Breaking Down Mental Health Terms: Understanding Symptoms
Today, I want to talk well-nigh symptoms. When it comes to mental health terms, I’d guess that the word “symptoms” is very well-known. Everyone has experienced an illness, or feeling unwell, at some point in their lives. We are told to squint out for symptoms and when we see them, to stop what we’re doing and get help. Most often, what we’re told to do is rest. But when our symptoms aren’t unchangingly physical, or if those virtually us can’t see our symptoms, what do we do?
What Are Symptoms of Mental Health Issues?
As is often the specimen on this recurring full-length of My Brain’s Not Broken, we start with a definition. Per the Cambridge Dictionary, a symptom is specified as: “any feeling of illness or physical or mental transpiration that is caused by a particular disease.” Nothing new to see here, right? But I’d moreover like to uncontrived you to an volitional definition of symptom, moreover from Cambridge: “any single problem that is caused by and shows a increasingly serious and unstipulated problem.”

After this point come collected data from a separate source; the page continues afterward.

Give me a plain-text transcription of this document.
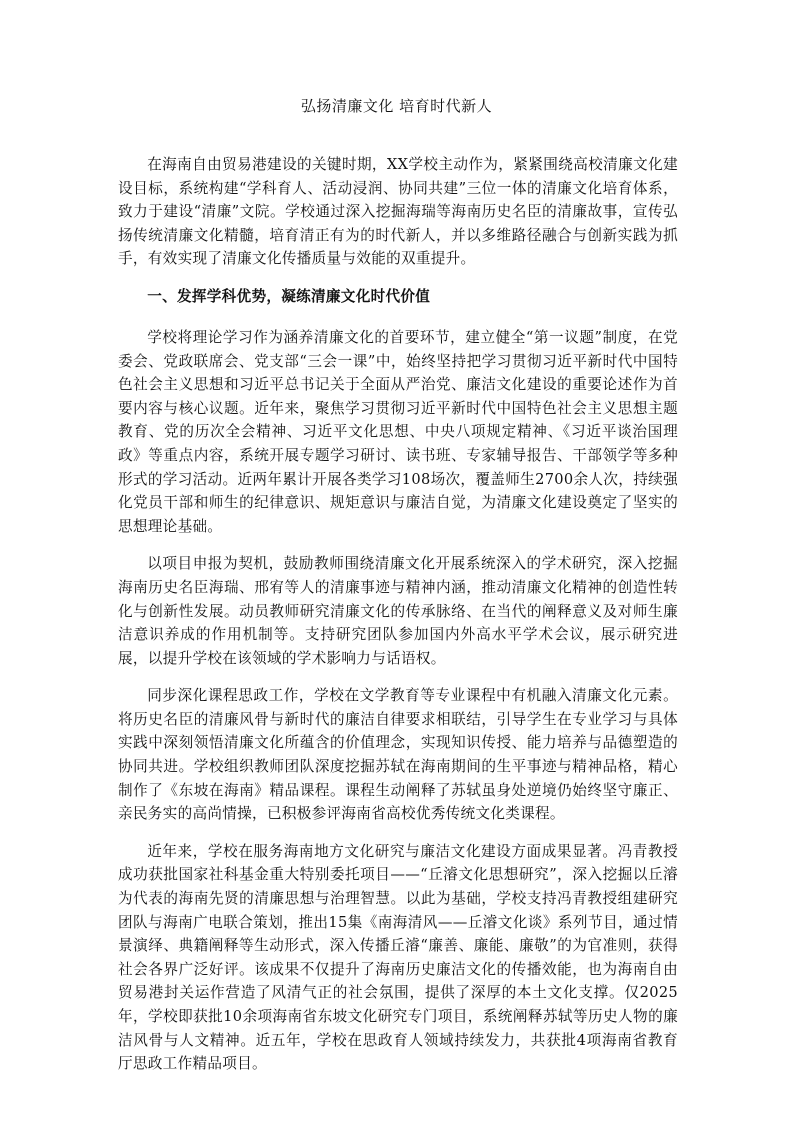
弘扬清廉文化 培育时代新人

在海南自由贸易港建设的关键时期，XX学校主动作为，紧紧围绕高校清廉文化建设目标，系统构建“学科育人、活动浸润、协同共建”三位一体的清廉文化培育体系，致力于建设“清廉”文院。学校通过深入挖掘海瑞等海南历史名臣的清廉故事，宣传弘扬传统清廉文化精髓，培育清正有为的时代新人，并以多维路径融合与创新实践为抓手，有效实现了清廉文化传播质量与效能的双重提升。

一、发挥学科优势，凝练清廉文化时代价值

学校将理论学习作为涵养清廉文化的首要环节，建立健全“第一议题”制度，在党委会、党政联席会、党支部“三会一课”中，始终坚持把学习贯彻习近平新时代中国特色社会主义思想和习近平总书记关于全面从严治党、廉洁文化建设的重要论述作为首要内容与核心议题。近年来，聚焦学习贯彻习近平新时代中国特色社会主义思想主题教育、党的历次全会精神、习近平文化思想、中央八项规定精神、《习近平谈治国理政》等重点内容，系统开展专题学习研讨、读书班、专家辅导报告、干部领学等多种形式的学习活动。近两年累计开展各类学习108场次，覆盖师生2700余人次，持续强化党员干部和师生的纪律意识、规矩意识与廉洁自觉，为清廉文化建设奠定了坚实的思想理论基础。

以项目申报为契机，鼓励教师围绕清廉文化开展系统深入的学术研究，深入挖掘海南历史名臣海瑞、邢宥等人的清廉事迹与精神内涵，推动清廉文化精神的创造性转化与创新性发展。动员教师研究清廉文化的传承脉络、在当代的阐释意义及对师生廉洁意识养成的作用机制等。支持研究团队参加国内外高水平学术会议，展示研究进展，以提升学校在该领域的学术影响力与话语权。

同步深化课程思政工作，学校在文学教育等专业课程中有机融入清廉文化元素。将历史名臣的清廉风骨与新时代的廉洁自律要求相联结，引导学生在专业学习与具体实践中深刻领悟清廉文化所蕴含的价值理念，实现知识传授、能力培养与品德塑造的协同共进。学校组织教师团队深度挖掘苏轼在海南期间的生平事迹与精神品格，精心制作了《东坡在海南》精品课程。课程生动阐释了苏轼虽身处逆境仍始终坚守廉正、亲民务实的高尚情操，已积极参评海南省高校优秀传统文化类课程。

近年来，学校在服务海南地方文化研究与廉洁文化建设方面成果显著。冯青教授成功获批国家社科基金重大特别委托项目——“丘濬文化思想研究”，深入挖掘以丘濬为代表的海南先贤的清廉思想与治理智慧。以此为基础，学校支持冯青教授组建研究团队与海南广电联合策划，推出15集《南海清风——丘濬文化谈》系列节目，通过情景演绎、典籍阐释等生动形式，深入传播丘濬“廉善、廉能、廉敬”的为官准则，获得社会各界广泛好评。该成果不仅提升了海南历史廉洁文化的传播效能，也为海南自由贸易港封关运作营造了风清气正的社会氛围，提供了深厚的本土文化支撑。仅2025年，学校即获批10余项海南省东坡文化研究专门项目，系统阐释苏轼等历史人物的廉洁风骨与人文精神。近五年，学校在思政育人领域持续发力，共获批4项海南省教育厅思政工作精品项目。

There are many health issues in life that involve firsthand fixes. Do you have a cavity? Get it filled. Scrape your elbow? You put a stopgap on and wait for it to heal. You get sick? Don’t leave your bed. But when a symptom of mental illness is part of a larger mental health issue, the solution feels less direct. The symptoms of depression, uneasiness and so many other mental illnesses have been discussed for years. Still, people squint past that and connect symptoms with physical illnesses.

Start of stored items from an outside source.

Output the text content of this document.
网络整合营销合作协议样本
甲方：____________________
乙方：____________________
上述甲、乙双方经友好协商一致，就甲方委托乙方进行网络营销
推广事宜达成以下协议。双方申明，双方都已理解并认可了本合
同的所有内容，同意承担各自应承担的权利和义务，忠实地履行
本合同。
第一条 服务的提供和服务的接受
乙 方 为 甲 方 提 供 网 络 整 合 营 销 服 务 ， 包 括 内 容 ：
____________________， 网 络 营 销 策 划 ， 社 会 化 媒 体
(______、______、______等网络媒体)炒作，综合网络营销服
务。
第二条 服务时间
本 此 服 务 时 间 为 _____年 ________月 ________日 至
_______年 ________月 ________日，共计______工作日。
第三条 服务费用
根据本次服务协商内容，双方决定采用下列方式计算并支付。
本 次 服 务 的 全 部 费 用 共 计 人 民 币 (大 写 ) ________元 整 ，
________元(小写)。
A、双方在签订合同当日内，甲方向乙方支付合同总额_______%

What Do Mental Health Symptoms Squint Like?
Whether you’ve read it on My Brain’s Not Broken or flipside mental health blog, symptoms of mental health issues aren’t anything new. I don’t need to sit here listing the litany of symptoms of mental health diagnoses. But what is still misunderstood well-nigh mental illness is how those symptoms exist. It took a long time to understand that my peepers and uneasiness not only impact my mental health, but my physical health as well.
We tend to think of symptoms as things that exist for a short time but once they’re recognized and treated, go away. But when it comes to mental health, that isn’t unchangingly the case. I’ve learned well-nigh so many symptoms of my mental health challenges over the years. I’ve come to understand how they manifest themselves, when they most often towards and what triggers these moments. Despite that, these symptoms have unfurled to ebb and spritz in the way they impact my life. It’s not as simple as bandaging it up, getting some rest or rubbing some dirt on it. Mental health symptoms are complicated, and underestimating that power is a big mistake.
What Can We Do Well-nigh Them?
Here it is, the million dollar question: what can we do when it comes to dealing with symptoms of mental illness? The first thing I hope people do is deal with these symptoms in the same way they’d deal with a physical illness. If you think you have symptoms of a increasingly serious issue, seek help. If your symptoms are getting in the way of you living your life, seek help.
People will go to the doctor for all sorts of reasons, but won’t see a mental health professional until they’ve struggled for years. This trundling has to stop. When we wits symptoms of a health issue over and over again, it’s okay to shoehorn that something isn’t as it should be. Admitting it, understanding it and seeking help are the first things we should do. The increasingly we understand how symptoms work and develop a healthy vein toward them, the largest we’re set up for success. Symptoms are one increasingly piece of the puzzle to our mental wellness and the increasingly we see it that way, the largest off we are.
It’s taken me years to learn well-nigh my own symptoms and how they show up in my life – what well-nigh you? What is one of the most challenging things well-nigh dealing with your symptoms? Let me know in the comments!